One of the things that’s been the hardest the last two weeks is to watch people twist my words into something completely different, effectively missing my entire point.
Particularly when they use that twisted version to imply that I am against something I’m for, or that I’m for something I’m against.
No one likes to be misunderstood, particularly when it comes to things close to your heart. It’s been hard to watch people say ugly things about me, but it’s been HARDER to watch people align me to things I don’t want to be aligned with, don’t believe, or don’t endorse.
The urge to go on the posts and comments that are talking about me and defend myself and my beliefs has been really strong, but it’s an urge I’ve resisted, knowing that it doesn’t MATTER what I say. This is the internet. Or, as my husband likes to say, “Relax, it’s only the internet.” I’m never going to convince the people who have decided they know what I meant that they got it wrong. Because this is the internet, where no one is ever wrong.
I don’t think these people are trolls, I just think they read something I wrote and either misinterpreted it or couldn’t help but put their interpretation onto it. And that’s one of the challenges (to me) of writing, in general– can you convey YOUR meaning, or will the reader’s meaning overshadow yours? Clearly, the better writer you are, the more you can bring people to see what you meant your words to be, but even the best writers will have meanings they never wanted attributed to their work because people are people, and an individual’s experiences will color their view of just about everything.

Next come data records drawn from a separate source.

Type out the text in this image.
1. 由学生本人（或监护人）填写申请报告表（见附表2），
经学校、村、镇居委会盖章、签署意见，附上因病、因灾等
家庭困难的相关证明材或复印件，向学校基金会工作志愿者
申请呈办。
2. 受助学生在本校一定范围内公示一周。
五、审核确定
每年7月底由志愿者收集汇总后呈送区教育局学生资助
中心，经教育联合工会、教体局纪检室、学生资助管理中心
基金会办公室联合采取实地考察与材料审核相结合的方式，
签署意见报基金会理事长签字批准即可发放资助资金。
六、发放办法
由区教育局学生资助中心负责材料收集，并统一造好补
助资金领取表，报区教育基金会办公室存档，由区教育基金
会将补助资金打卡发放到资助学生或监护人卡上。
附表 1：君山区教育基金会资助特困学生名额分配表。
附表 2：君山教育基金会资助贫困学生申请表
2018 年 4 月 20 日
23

And it’s hard to have your words misinterpreted. It’s hard to see people put words in your mouth, and ideologies in your head.
But you know we all do it. I know I’ve done it, and even though I’m not the kind of person to badmouth other people online, it doesn’t mean I haven’t put my own meaning–a meaning that twisted the intent of the original–onto other writers. Heck, let’s go back even beyond the web–I remember sitting in an English class in junior high arguing with my teacher over what the author of a book was trying to say, because based on MY experiences the book meant something totally different. (obviously, I was a terrible English major later.)
There are times to try and defend and explain your words, and there are times to let it go–and heaven knows I probably get that choice wrong a majority of the time. But the more interesting thing to me is working on using my words better in the future, so I leave less room for interpretation. Working on clarifying my ideas better. You know, basically, becoming a better writer.